Are people trying to hack into your WordPress site?
Yes, they are.
You may say, “Hey, I run a small blog. I’m not a target.”
Well most attacks are not targeted. They are done using automated scanning tools deployed over large botnets. Attackers us a technique called brute force attacks to try to get into your WordPress site.
During a brute force attack, the attackers try to guess your username and password. You may think this would not work, but it does. Using a botnet, they can easily try 100’s of combinations in a matter of minutes. Sooner or later, they find someone who’s been lazy and used a poor username/password combination and their in.
While my favorite method to prevent this is using HTTP Authentication, here are some other tips on how to secure your WordPress Login.
1.Don’t Use Admin as Your Username
When you setup your WordPress site, do not use “admin” as your username. This is the top tip in WordPress’ own article on brute force attacks.
During a brute force attempt, the attacker must guess both the username and password pair. By using admin, you have done half of the work for them.
I’ve seen many botnets just simply try admin over and over hoping to get full access.
Changing the username is not foolproof.
By default, many WordPress themes create author archives that use your username in the URL. Some of the default headers may also contain this information.
A determined attacker can easily poke through your site and find the username. Fortunately, most attacks are automated – they don’t bother with this step. They just try traditional username/password pairs in hopes of getting in.
Use strong passwords. Enough said.
If you want to guarantee strong password, take a look at WP Password Policy Manager, Force Strong Passwords or Enforce Strong Password. (I’ve not tested any of these, but see them recommended from time to time).
You can also use How Secure is My Password if you do not want a plugin, and check out LastPass for a good password manager.
[ois skin=”Wordpress Optimization”]
2. HTTP Authentication
I will keep this short as I detailed this technique in my post on stopping WordPress Brute Force attacks.
This is my preferred method because it depends on an entirely different authentication method – Apache’s HTTP authentication. What this means is that even if there is a bug in WordPress or a brute force attack targeting the WordPress login URL, this will prevent that attack.
Use HTTP Authentication in addition to the standard WordPress Login to improve security.

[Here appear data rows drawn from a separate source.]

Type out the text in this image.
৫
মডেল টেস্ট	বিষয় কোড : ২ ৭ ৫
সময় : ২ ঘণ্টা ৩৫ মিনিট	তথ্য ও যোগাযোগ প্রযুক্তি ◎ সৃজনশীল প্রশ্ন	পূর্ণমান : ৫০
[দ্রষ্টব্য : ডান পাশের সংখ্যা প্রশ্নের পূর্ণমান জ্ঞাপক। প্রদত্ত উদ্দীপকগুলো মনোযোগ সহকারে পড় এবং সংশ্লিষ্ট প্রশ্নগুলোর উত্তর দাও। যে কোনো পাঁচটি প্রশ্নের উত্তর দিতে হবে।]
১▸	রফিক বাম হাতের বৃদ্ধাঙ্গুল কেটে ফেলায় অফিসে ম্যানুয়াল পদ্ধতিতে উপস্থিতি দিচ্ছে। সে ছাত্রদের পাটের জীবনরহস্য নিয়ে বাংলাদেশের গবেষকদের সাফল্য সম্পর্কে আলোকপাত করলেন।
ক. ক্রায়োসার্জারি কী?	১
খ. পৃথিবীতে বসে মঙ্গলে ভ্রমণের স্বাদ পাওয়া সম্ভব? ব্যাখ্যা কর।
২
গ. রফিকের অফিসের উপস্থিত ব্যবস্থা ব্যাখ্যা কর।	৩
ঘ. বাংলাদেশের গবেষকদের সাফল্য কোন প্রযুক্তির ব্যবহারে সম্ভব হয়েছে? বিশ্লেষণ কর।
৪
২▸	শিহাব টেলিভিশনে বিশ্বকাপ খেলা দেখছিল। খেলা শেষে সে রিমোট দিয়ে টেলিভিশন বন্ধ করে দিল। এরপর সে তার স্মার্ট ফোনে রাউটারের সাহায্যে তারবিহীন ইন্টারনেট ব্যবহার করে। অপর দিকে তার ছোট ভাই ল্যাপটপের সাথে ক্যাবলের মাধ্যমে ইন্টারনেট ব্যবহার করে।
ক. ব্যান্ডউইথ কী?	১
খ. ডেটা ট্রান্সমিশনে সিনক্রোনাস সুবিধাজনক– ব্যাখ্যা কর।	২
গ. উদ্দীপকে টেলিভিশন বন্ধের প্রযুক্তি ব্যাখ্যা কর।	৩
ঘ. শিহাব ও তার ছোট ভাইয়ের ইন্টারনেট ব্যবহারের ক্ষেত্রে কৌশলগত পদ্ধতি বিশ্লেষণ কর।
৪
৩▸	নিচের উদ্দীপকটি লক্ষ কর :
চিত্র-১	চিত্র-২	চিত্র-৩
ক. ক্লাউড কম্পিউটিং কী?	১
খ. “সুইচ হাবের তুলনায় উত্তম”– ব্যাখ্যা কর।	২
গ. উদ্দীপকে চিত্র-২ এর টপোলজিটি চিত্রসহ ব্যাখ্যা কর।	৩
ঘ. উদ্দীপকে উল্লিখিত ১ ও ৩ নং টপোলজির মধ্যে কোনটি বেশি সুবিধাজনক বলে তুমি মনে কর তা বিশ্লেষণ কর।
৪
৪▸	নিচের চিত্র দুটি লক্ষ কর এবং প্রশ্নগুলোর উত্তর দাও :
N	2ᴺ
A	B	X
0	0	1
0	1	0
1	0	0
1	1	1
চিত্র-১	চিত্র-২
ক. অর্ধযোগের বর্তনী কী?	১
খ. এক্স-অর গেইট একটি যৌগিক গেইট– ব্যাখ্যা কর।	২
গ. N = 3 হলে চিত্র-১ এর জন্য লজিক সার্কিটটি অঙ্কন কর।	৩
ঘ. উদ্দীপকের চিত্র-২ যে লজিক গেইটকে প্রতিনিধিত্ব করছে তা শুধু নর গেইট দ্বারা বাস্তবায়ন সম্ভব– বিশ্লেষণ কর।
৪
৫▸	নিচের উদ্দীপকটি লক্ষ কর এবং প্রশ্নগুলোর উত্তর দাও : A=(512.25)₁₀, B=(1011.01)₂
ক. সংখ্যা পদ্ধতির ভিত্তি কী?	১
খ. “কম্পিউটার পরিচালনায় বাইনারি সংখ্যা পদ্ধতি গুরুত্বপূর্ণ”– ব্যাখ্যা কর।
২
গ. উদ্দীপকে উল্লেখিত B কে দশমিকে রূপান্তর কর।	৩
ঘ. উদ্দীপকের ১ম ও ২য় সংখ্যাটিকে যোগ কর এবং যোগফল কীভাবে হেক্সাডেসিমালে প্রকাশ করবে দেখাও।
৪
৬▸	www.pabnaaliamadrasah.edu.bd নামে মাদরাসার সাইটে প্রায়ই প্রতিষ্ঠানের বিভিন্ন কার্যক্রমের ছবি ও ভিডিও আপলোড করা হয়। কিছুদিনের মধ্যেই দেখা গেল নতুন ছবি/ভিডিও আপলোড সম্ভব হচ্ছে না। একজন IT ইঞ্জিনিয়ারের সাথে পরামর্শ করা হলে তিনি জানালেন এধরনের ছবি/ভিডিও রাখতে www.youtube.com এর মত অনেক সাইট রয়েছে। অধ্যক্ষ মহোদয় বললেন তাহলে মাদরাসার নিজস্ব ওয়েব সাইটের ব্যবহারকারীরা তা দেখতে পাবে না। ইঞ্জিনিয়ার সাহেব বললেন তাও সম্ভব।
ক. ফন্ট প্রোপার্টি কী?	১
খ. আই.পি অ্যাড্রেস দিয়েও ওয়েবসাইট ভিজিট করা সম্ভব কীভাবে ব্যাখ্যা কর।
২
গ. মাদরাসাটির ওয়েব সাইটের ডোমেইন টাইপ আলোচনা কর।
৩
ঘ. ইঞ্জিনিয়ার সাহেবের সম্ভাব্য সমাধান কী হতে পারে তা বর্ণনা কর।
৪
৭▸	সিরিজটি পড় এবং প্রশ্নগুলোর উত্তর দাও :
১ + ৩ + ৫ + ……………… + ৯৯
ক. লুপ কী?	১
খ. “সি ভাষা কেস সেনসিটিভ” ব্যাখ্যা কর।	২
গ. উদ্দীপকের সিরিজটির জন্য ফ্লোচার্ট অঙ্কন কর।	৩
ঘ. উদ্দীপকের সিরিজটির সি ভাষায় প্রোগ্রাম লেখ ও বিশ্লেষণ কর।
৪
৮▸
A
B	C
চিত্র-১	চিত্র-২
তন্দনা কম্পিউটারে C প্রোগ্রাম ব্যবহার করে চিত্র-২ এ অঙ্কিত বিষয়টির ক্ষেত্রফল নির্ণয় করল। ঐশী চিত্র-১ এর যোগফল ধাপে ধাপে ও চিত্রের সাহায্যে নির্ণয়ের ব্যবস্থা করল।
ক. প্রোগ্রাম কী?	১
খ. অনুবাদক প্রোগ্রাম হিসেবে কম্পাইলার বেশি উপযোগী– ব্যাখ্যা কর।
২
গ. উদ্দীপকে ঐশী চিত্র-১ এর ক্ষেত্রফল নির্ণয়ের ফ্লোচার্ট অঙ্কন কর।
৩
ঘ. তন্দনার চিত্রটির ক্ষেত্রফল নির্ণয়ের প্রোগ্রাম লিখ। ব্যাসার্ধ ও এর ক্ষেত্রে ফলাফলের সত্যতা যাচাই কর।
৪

I suggest you use different username/password combinations for the HTTP AUTH and your WordPress login.
If you have multiple authors or guest accounts, this will may not work for you, but if only you or a small group access the site, this is a terrific way to protect your WordPress login data.
3. Security Plugins
I found over 2000 plugins tagged with security at WordPress.org. So there’s a lot of options.
Choosing the right one depends on your goals as many do more than just stop brute force attacks.
As with any plugin, I use the following criteria to judge which plugin to use when there are many options.
- Is the plugin actively maintained?
- What is the security history?
- How widely is it deployed?
- Does it have active user base?
You may notice I did not mention rating. Ratings are too easily spoofed, and a high rating on a plugin with few users means little.
Sorting through the results, I found 3 plugins that standout
- BulletProof Security (1.1M downloads)
- IThemes (Formerly Better WP Security, 2.4M downloads)
- Wordfence (1.9 M downloads)
All three of these tools offer various protections against WordPress login attacks. I hope to get a chance to explore these WordPress security plugins in the future.
Security plugins can protect your WordPress Login.
Bonus: Two-Factor Authentication
While you probably need a plugin to achieve this, I put this in another category. Two-factor authentication means you need two different bits to login.
The most common method is sending a text message to your cellphone with an authentication code. To login, you would need to know your username/password AND have your phone.
Personally, I think this is a bit cumbersome for something you may be using daily, especially when simpler methods like HTTP AUTH exist.
However, if you want to embark on this journey, I recommend you check out DuoSecurity. They offer a WordPress plugin that integrates with their system.
Avoid: Renaming WP Admin Directory
Don’t do this!
I see this pop up many times. This is we call security through obscurity in the information security field. Basically, you are relying on the fact that your wp-admin or WordPress login page are not where they normally should be. You are obscuring this information.
While this technique can defeat bots, I am reluctant to recommend it.
WordPress is built to use the wp-admin directory. Developers of themes and plugins expect you to be using wp-admin. When you change this, you run the risk of breaking WordPress or introducing security exploits.